Friday, March 03, 2017

The Inquisition: 084.Svarta Stugan

1. How did you came up with the name of the band?

Late one night I was watching the last episode of season 2, Twin Peaks. In those last episodes of the series, Agent Cooper visits “the black lodge”. Those episodes was the thing that inspired me to ask the others in the band if they wanted to do some noise-music together. And then I think it was the drummer Emanuel that came up with the name “Svarta Stugan”, which is “black lodge” translated into Swedish.

2. How did you came up with the idea of a video game instead of a video clip and how difficult was to materialize it?

I was thinking about how a music video would look and what it should be about. And making a music video simply didn’t “feel” like a fun thing to do. Every band around is doing it and I find myself rarely watching more than a minute of each music video that comes to my attention. And then I saw in my facebook feed that a friend of mine was applying for a game development school. And then I thought, why don’t we make a game instead of a video.Then I started to ask around and came in touch with Stefan (who did develop the game) through a friend of mine.And then me and Stefan had like one Skype meeting per week for about eight months. I had the idea of making a shooter, since I have always loved “Gradius” and “R-type” and other retro nintendo shooters. But Stefan and I wanted the game to reflect the atmosphere in the music so the game became black and white. Stefan has really put some hard work into this.

3. Do you have a standard procedure of creating a song? Do you just jam around or is there a main riff and the track is build up on it?

Usually I compose melody, harmony and basic groove and make these super poor demos of the song. And then we refine the song in rehearsal, live and when we record it. So it is a collective arrangement of all the songs. And sometimes we just make some noise together.

4. What are your influences and what kind of music do you hear when you are at home?

Right now I’m anticipating the new Timber Timbre record. And I am also keeping an ear out for the new Colin Stetson band “Ex Eye”, which sounds promising.Influences are early progressive 70’s music. Brian Eno in the 70’s. And bands from the 90’s and early 2000’s such as Radiohead and God Speed You! Black Emperor.

5. Which is the one album you can't live without?

It changes from day to day but probably “Another Green World” - Eno.

6. What's the first record you've ever bought?

I think Alice Cooper “Thrash” on cassette.

7. Name a band that you would like to share the stage or tour with?

Tricky question. I would like to work with Mike Patton or Merzbow.

8. Did the internet and specially the blogs helped to spread your music around the world? Name a place (country) that you were surprised to know your music has reached to?

Yes it has. We haven’t established a fan base there or something like that but it is surprising when you find that someone from South Korea is listening to our music.It has helped us in getting gigs in Germany and bringing a few people to the shows.
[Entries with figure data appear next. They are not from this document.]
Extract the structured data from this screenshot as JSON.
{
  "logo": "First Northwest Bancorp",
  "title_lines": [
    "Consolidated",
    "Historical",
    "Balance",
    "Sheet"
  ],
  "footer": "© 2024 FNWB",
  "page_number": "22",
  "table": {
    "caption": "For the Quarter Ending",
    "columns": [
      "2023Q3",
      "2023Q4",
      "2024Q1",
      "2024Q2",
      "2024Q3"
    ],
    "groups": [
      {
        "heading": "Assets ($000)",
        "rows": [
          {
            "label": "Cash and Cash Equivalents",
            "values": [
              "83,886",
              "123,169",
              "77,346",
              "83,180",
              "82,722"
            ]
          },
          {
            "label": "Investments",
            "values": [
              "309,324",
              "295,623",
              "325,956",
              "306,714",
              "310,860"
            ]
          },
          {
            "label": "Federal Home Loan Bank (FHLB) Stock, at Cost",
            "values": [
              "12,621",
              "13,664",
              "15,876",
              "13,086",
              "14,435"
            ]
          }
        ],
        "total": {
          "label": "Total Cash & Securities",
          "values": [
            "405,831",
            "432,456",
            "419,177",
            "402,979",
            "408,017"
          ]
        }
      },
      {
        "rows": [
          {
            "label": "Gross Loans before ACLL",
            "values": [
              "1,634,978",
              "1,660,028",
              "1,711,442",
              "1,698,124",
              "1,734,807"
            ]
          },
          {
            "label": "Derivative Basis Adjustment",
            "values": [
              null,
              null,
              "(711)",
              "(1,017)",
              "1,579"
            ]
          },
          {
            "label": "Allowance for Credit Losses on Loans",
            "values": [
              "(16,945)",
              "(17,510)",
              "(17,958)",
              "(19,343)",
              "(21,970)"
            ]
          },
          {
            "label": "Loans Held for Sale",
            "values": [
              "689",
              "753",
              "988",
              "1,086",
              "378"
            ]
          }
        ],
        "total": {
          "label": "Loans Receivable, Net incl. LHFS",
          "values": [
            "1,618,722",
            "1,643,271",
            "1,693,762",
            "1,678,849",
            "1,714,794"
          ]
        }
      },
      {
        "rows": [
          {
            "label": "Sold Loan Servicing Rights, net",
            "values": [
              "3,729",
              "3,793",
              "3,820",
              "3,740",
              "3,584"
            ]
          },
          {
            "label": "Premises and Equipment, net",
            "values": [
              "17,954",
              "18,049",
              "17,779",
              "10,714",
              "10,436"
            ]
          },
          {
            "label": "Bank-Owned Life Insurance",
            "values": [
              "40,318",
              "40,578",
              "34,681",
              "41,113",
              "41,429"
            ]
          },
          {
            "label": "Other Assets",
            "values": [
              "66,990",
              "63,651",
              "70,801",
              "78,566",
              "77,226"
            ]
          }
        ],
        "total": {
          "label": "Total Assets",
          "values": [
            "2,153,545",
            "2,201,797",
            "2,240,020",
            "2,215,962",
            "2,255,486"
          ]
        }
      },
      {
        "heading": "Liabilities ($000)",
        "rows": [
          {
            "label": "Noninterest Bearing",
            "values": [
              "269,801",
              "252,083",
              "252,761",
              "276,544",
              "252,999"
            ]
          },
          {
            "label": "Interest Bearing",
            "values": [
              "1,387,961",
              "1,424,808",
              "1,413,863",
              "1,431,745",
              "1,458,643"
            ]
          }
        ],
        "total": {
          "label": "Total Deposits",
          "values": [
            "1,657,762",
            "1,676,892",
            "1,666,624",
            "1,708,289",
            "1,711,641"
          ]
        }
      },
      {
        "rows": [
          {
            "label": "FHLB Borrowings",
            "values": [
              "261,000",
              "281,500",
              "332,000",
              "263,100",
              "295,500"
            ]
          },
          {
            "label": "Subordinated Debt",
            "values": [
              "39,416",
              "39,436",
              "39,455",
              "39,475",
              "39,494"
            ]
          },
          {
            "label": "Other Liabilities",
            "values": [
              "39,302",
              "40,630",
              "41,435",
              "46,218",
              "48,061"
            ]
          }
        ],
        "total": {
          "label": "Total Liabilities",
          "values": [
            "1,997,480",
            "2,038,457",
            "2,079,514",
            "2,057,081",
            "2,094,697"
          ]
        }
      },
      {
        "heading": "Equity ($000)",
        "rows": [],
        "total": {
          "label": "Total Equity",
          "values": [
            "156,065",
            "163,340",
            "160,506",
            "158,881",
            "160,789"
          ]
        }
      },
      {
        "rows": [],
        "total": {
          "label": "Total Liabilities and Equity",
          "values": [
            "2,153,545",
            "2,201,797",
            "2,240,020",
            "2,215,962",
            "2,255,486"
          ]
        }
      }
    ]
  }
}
So the internet has been good to us.

9. Do you support the idea of bandcamp where fans can decide the price or services like Spotify?

Well, it seems that everyone has to decide what will work for them but bandcamp is a good thing and a good way to support your favourite struggling band. Spotify and other streaming services generate a very small amount of money for the bands and that is a problem.
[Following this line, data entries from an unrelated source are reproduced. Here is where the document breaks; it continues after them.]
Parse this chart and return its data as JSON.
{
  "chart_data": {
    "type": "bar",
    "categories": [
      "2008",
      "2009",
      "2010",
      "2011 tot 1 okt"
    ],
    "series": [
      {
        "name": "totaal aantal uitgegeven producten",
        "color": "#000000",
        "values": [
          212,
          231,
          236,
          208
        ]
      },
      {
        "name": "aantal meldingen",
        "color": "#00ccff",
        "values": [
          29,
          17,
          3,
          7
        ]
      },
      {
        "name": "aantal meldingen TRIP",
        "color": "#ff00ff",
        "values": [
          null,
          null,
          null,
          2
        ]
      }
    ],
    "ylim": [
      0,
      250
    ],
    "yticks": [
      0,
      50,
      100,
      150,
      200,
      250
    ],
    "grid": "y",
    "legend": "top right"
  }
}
10. Where do you see yourselves in 10 years?

Making music in some way. However, I’m into the idea that often, it is good for a music band to quit making music sooner than later. An example is the band Genesis. They made 5 great albums in the early 70’s. And then they made shit, according to me. Brian Eno made 5-6  great albums and then suddenly they didn’t have the same nerve. So probably we will only make like four albums. So in ten years, perhaps it is time to make something different. I would love it if Svarta Stugan left a legacy with four great albums and then no more.

11. Is the artwork of an album important nowadays in the digital era?
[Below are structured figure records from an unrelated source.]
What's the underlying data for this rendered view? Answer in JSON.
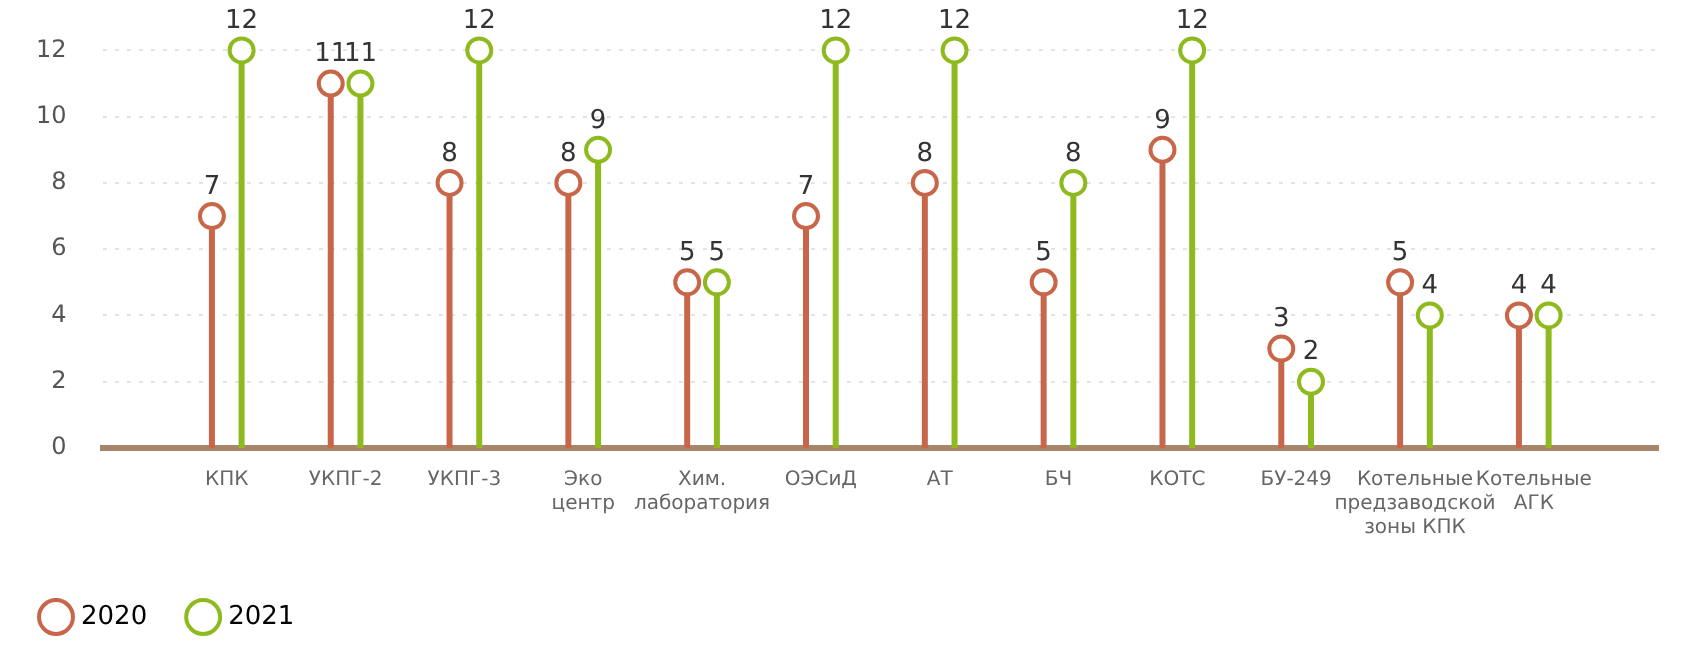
{
  "chart_data": {
    "type": "lollipop",
    "categories": [
      "КПК",
      "УКПГ-2",
      "УКПГ-3",
      "Эко центр",
      "Хим. лаборатория",
      "ОЭСиД",
      "АТ",
      "БЧ",
      "КОТС",
      "БУ-249",
      "Котельные предзаводской зоны КПК",
      "Котельные АГК"
    ],
    "series": [
      {
        "name": "2020",
        "color": "#c8664a",
        "values": [
          7,
          11,
          8,
          8,
          5,
          7,
          8,
          5,
          9,
          3,
          5,
          4
        ]
      },
      {
        "name": "2021",
        "color": "#8fba1e",
        "values": [
          12,
          11,
          12,
          9,
          5,
          12,
          12,
          8,
          12,
          2,
          4,
          4
        ]
      }
    ],
    "ylim": [
      0,
      12
    ],
    "yticks": [
      0,
      2,
      4,
      6,
      8,
      10,
      12
    ],
    "grid": "y",
    "legend": "bottom left",
    "marker": "circle",
    "data_labels": true
  }
}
Probably more important than ever. It is a way to make your band visible and stand out. I think that there are also more possibilities with artwork and a digital release. You could have it in any size and so on. I think it is important to be brave and do strange and not normal things. Don’t lock yourself up in a cage with ideas of what you should do and that you should do it like it has always been done.

12. What is you favorite album cover?

Hard to say. Perhaps “Hidden Persuaders” with the album art for the record “Elegies and Curses”.

13. It seems that a lot of people are turning on vinyl again. Why do you think that is and which is your preferable media format?

I think it is because you want something that looks good and that you can look at while listening. Some physical thing that is related to the music. I like vinyl and cassettes. We made a cassette-box which looked really nice. If someone wants one, check with “Hackebeil Records” or “Epileptic Media”.

14. What's the most vivid story or moment as a band?

We are a very kind band with very little rock’n’ roll lifestyle. I would say that every live show is something made with blood and sweat. So that’s where you will see our most vivid moments.